Da Sie das Histogramm normalerweise nicht sehen, wenn Sie die Kurve ändern, ist es im Allgemeinen keine gute Idee den Tonwertbereich mit dem Kurven-Werkzeug zu beschneiden - man kann es sehr leicht übertreiben. Stattdessen sollten Sie zuerst das Tonwert-Wekrzeug anwenden, um das Histogramm zuzuschneiden (aber nicht den Gammawert korrigieren). Anschließend führen Sie die Feineinstellungen mit dem Kurven-Werkzeug durch. Dadurch verlieren Sie ein Minimum an Daten: Das Abschneiden weitet das Spektrum auf, aber verändert oder verschmilzt sonst keine Werte. Somit verlieren Sie nur "leere" Daten. Wenn Sie den Gammawert ändern, werden Teile des Histogramms zusammengedrückt, wodurch Werte miteinander verschmelzen und Information verloren gehen.

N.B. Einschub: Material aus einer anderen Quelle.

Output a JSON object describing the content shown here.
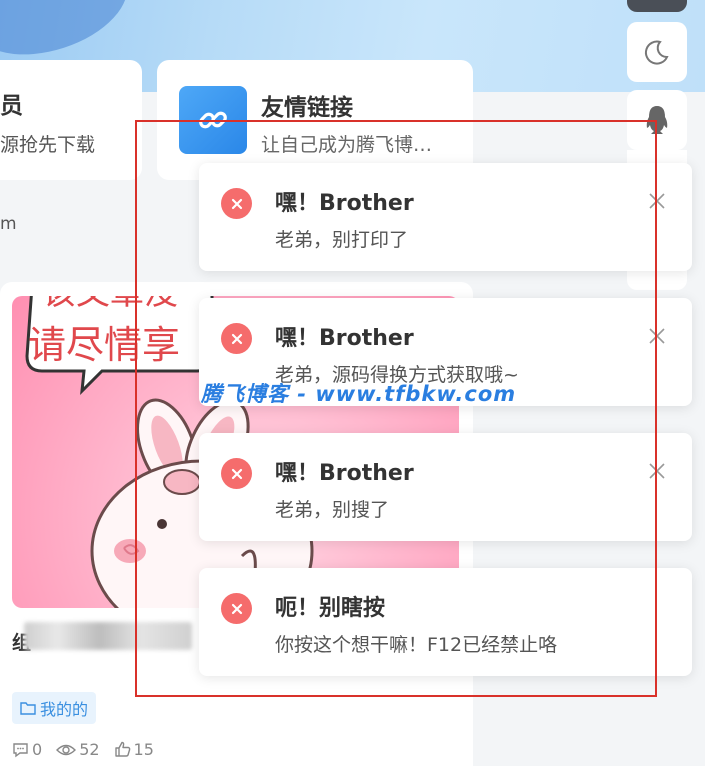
{
  "vip_card": {
    "title": "员",
    "desc": "源抢先下载"
  },
  "link_card": {
    "title": "友情链接",
    "desc": "让自己成为腾飞博…"
  },
  "small_text": "m",
  "post": {
    "image_text": "请尽情享",
    "image_text_top": "该文章没",
    "title_prefix": "组",
    "title_suffix": "观",
    "tag": "我的的",
    "stats": {
      "comments": "0",
      "views": "52",
      "likes": "15"
    }
  },
  "toasts": [
    {
      "title": "嘿！Brother",
      "message": "老弟，别打印了",
      "closable": true
    },
    {
      "title": "嘿！Brother",
      "message": "老弟，源码得换方式获取哦~",
      "closable": true
    },
    {
      "title": "嘿！Brother",
      "message": "老弟，别搜了",
      "closable": true
    },
    {
      "title": "呃！别瞎按",
      "message": "你按这个想干嘛！F12已经禁止咯",
      "closable": false
    }
  ],
  "watermark": "腾飞博客 - www.tfbkw.com",
  "colors": {
    "error": "#f56c6c",
    "accent": "#3a8fe0",
    "frame": "#d9312a"
  },
  "icons": [
    "moon-icon",
    "qq-penguin-icon",
    "link-chain-icon",
    "folder-icon",
    "comment-icon",
    "eye-icon",
    "thumb-up-icon",
    "close-icon",
    "error-circle-icon"
  ]
}
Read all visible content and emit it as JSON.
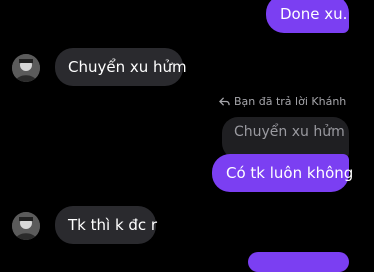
{
  "messages": {
    "m1": "Done xu.",
    "m2": "Chuyển xu hửm",
    "reply_note": "Bạn đã trả lời Khánh",
    "quoted": "Chuyển xu hửm",
    "m3": "Có tk luôn không",
    "m4": "Tk thì k đc r"
  },
  "colors": {
    "outgoing_bubble": "#7b3ff2",
    "incoming_bubble": "#2a2a2e",
    "background": "#000000"
  },
  "icons": {
    "reply": "reply-arrow-icon",
    "avatar": "contact-avatar"
  }
}
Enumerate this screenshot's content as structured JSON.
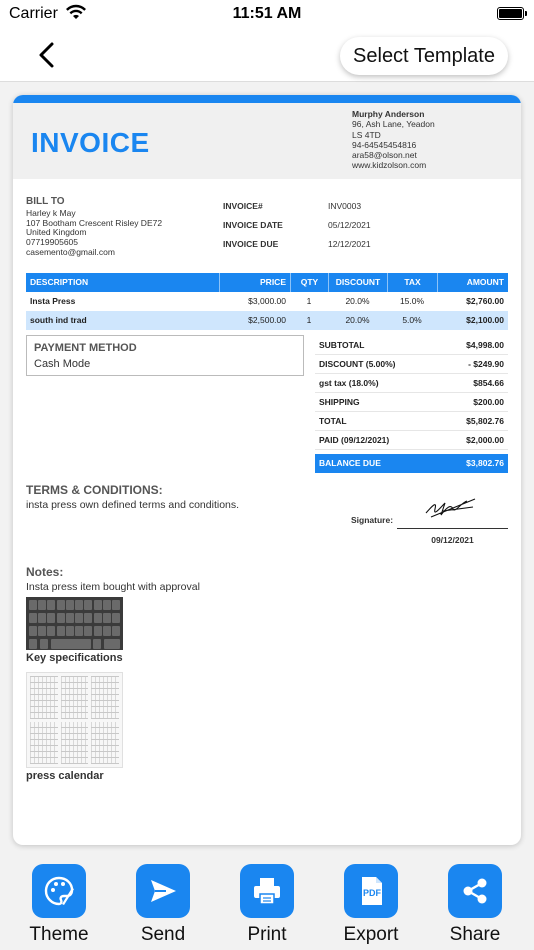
{
  "status_bar": {
    "carrier": "Carrier",
    "time": "11:51 AM"
  },
  "navbar": {
    "select_template_label": "Select Template"
  },
  "invoice": {
    "title": "INVOICE",
    "company": {
      "name": "Murphy Anderson",
      "address1": "96, Ash Lane, Yeadon",
      "address2": "LS 4TD",
      "phone": "94-64545454816",
      "email": "ara58@olson.net",
      "website": "www.kidzolson.com"
    },
    "bill_to": {
      "label": "BILL TO",
      "name": "Harley k May",
      "address": "107 Bootham Crescent Risley DE72",
      "country": "United Kingdom",
      "phone": "07719905605",
      "email": "casemento@gmail.com"
    },
    "meta": [
      {
        "label": "INVOICE#",
        "value": "INV0003"
      },
      {
        "label": "INVOICE DATE",
        "value": "05/12/2021"
      },
      {
        "label": "INVOICE DUE",
        "value": "12/12/2021"
      }
    ],
    "columns": [
      "DESCRIPTION",
      "PRICE",
      "QTY",
      "DISCOUNT",
      "TAX",
      "AMOUNT"
    ],
    "items": [
      {
        "description": "Insta Press",
        "price": "$3,000.00",
        "qty": "1",
        "discount": "20.0%",
        "tax": "15.0%",
        "amount": "$2,760.00"
      },
      {
        "description": "south ind trad",
        "price": "$2,500.00",
        "qty": "1",
        "discount": "20.0%",
        "tax": "5.0%",
        "amount": "$2,100.00"
      }
    ],
    "payment": {
      "title": "PAYMENT METHOD",
      "value": "Cash Mode"
    },
    "totals": [
      {
        "label": "SUBTOTAL",
        "value": "$4,998.00"
      },
      {
        "label": "DISCOUNT (5.00%)",
        "value": "- $249.90"
      },
      {
        "label": "gst tax (18.0%)",
        "value": "$854.66"
      },
      {
        "label": "SHIPPING",
        "value": "$200.00"
      },
      {
        "label": "TOTAL",
        "value": "$5,802.76"
      },
      {
        "label": "PAID (09/12/2021)",
        "value": "$2,000.00"
      }
    ],
    "balance": {
      "label": "BALANCE DUE",
      "value": "$3,802.76"
    },
    "terms": {
      "title": "TERMS & CONDITIONS:",
      "text": "insta press own defined terms and conditions."
    },
    "signature": {
      "label": "Signature:",
      "date": "09/12/2021"
    },
    "notes": {
      "title": "Notes:",
      "text": "Insta press item bought with approval"
    },
    "images": [
      {
        "caption": "Key specifications"
      },
      {
        "caption": "press calendar"
      }
    ]
  },
  "toolbar": {
    "items": [
      {
        "label": "Theme",
        "icon": "palette-icon"
      },
      {
        "label": "Send",
        "icon": "send-icon"
      },
      {
        "label": "Print",
        "icon": "printer-icon"
      },
      {
        "label": "Export",
        "icon": "pdf-icon"
      },
      {
        "label": "Share",
        "icon": "share-icon"
      }
    ]
  },
  "colors": {
    "accent": "#1a86f0",
    "row_alt": "#cfe6fd"
  }
}
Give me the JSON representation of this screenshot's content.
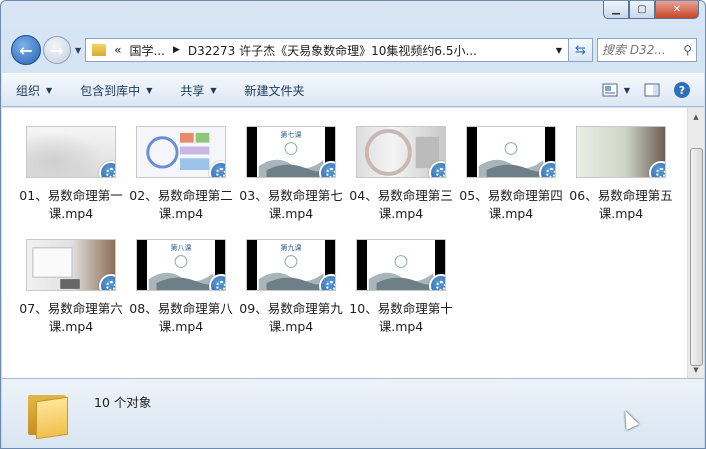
{
  "address": {
    "overflow": "«",
    "segment1": "国学...",
    "segment2": "D32273 许子杰《天易象数命理》10集视频约6.5小..."
  },
  "search": {
    "placeholder": "搜索 D32..."
  },
  "toolbar": {
    "organize": "组织",
    "include_in_library": "包含到库中",
    "share": "共享",
    "new_folder": "新建文件夹",
    "help": "?"
  },
  "files": [
    {
      "name": "01、易数命理第一课.mp4",
      "thumb": "fog"
    },
    {
      "name": "02、易数命理第二课.mp4",
      "thumb": "diagram"
    },
    {
      "name": "03、易数命理第七课.mp4",
      "thumb": "ink",
      "caption": "第七课"
    },
    {
      "name": "04、易数命理第三课.mp4",
      "thumb": "room"
    },
    {
      "name": "05、易数命理第四课.mp4",
      "thumb": "ink",
      "caption": ""
    },
    {
      "name": "06、易数命理第五课.mp4",
      "thumb": "room2"
    },
    {
      "name": "07、易数命理第六课.mp4",
      "thumb": "room3"
    },
    {
      "name": "08、易数命理第八课.mp4",
      "thumb": "ink",
      "caption": "第八课"
    },
    {
      "name": "09、易数命理第九课.mp4",
      "thumb": "ink",
      "caption": "第九课"
    },
    {
      "name": "10、易数命理第十课.mp4",
      "thumb": "ink",
      "caption": ""
    }
  ],
  "status": {
    "count_text": "10 个对象"
  },
  "colors": {
    "accent": "#2d6fb9",
    "badge": "#1b5597"
  }
}
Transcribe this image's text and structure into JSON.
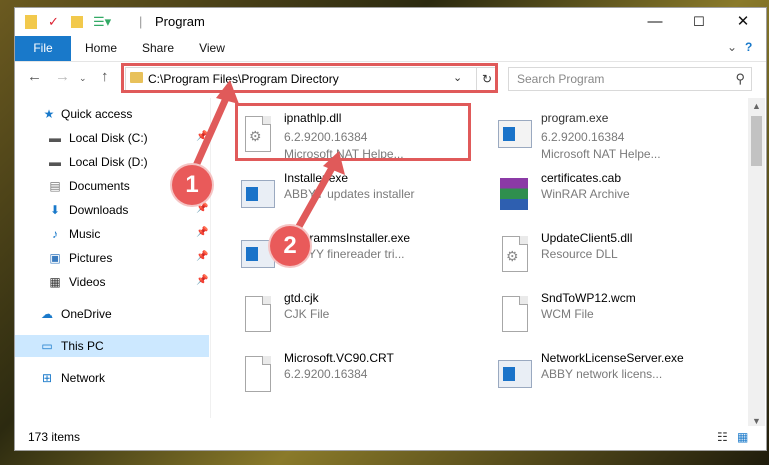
{
  "window": {
    "title": "Program",
    "controls": [
      "—",
      "☐",
      "✕"
    ]
  },
  "ribbon": {
    "file": "File",
    "tabs": [
      "Home",
      "Share",
      "View"
    ]
  },
  "address": {
    "path": "C:\\Program Files\\Program Directory",
    "refresh": "↻"
  },
  "search": {
    "placeholder": "Search Program"
  },
  "sidebar": {
    "items": [
      {
        "label": "Quick access",
        "icon": "star-icon"
      },
      {
        "label": "Local Disk (C:)",
        "icon": "drive-icon"
      },
      {
        "label": "Local Disk (D:)",
        "icon": "drive-icon"
      },
      {
        "label": "Documents",
        "icon": "documents-icon"
      },
      {
        "label": "Downloads",
        "icon": "downloads-icon"
      },
      {
        "label": "Music",
        "icon": "music-icon"
      },
      {
        "label": "Pictures",
        "icon": "pictures-icon"
      },
      {
        "label": "Videos",
        "icon": "videos-icon"
      },
      {
        "label": "OneDrive",
        "icon": "cloud-icon"
      },
      {
        "label": "This PC",
        "icon": "computer-icon"
      },
      {
        "label": "Network",
        "icon": "network-icon"
      }
    ]
  },
  "files": {
    "left": [
      {
        "name": "ipnathlp.dll",
        "line2": "6.2.9200.16384",
        "line3": "Microsoft NAT Helpe...",
        "icon": "dll-icon"
      },
      {
        "name": "Installer.exe",
        "line2": "ABBYY updates installer",
        "line3": "",
        "icon": "installer-icon"
      },
      {
        "name": "ProgrammsInstaller.exe",
        "line2": "ABBYY finereader tri...",
        "line3": "",
        "icon": "installer-icon"
      },
      {
        "name": "gtd.cjk",
        "line2": "CJK File",
        "line3": "",
        "icon": "file-icon"
      },
      {
        "name": "Microsoft.VC90.CRT",
        "line2": "6.2.9200.16384",
        "line3": "",
        "icon": "file-icon"
      }
    ],
    "right": [
      {
        "name": "program.exe",
        "line2": "6.2.9200.16384",
        "line3": "Microsoft NAT Helpe...",
        "icon": "exe-icon"
      },
      {
        "name": "certificates.cab",
        "line2": "WinRAR Archive",
        "line3": "",
        "icon": "winrar-icon"
      },
      {
        "name": "UpdateClient5.dll",
        "line2": "Resource DLL",
        "line3": "",
        "icon": "dll-icon"
      },
      {
        "name": "SndToWP12.wcm",
        "line2": "WCM File",
        "line3": "",
        "icon": "file-icon"
      },
      {
        "name": "NetworkLicenseServer.exe",
        "line2": "ABBY network licens...",
        "line3": "",
        "icon": "installer-icon"
      }
    ]
  },
  "status": {
    "count": "173 items"
  },
  "annotations": {
    "badge1": "1",
    "badge2": "2",
    "color": "#e05a5a"
  }
}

Daher sollten Sie zuerst das Tonwert-Werkzeug anwenden, um das Histogramm zuzuschneiden und dann mit dem Kurven-Werkzeug die Feinjustierungen durchführen.
Die einfachste Anwendung des Kurven-Werkzeugs ist die Verwendung einer "einfachen" S-Kurve um den Kontrast des Fotos in den mittleren Farbtönen zu erhöhen, die flach oder ungesätigt aussehen. Fügen Sie einen Haltepunkt zwischen dem linken Endpunkt und dem Mittelpunkt ein und ziehen die Kurve dort etwas hinunter. Fügen Sie einen weiteren Haltepunkt auf der anderen Seite ein und schieben Sie diesen etwas nach oben. Verändern Sie die Einstellung bis Ihnen das Ergebnis gefällt und übernehmen Sie es dann. Das ist alles, was zu tun ist.
Hinweis: Der Effekt ist sehr ähnlich dem was Sie erreichen können, wenn Sie das Histogramm im Tonwert-Werkzeug abschneiden. Wenn das Histogramm an den Enden total flach ist, können Sie das tatsächlich auch mit dem Kurven-Werkzeug machen. Wenn es jedoch nicht vollkommen flach ist, können Sie den Kontrast im Foto nicht erhöhen, ohne Details im Schatten oder den Lichtern zu verlieren. Die S-Kurve ist in dieser Situation sehr hilfreich.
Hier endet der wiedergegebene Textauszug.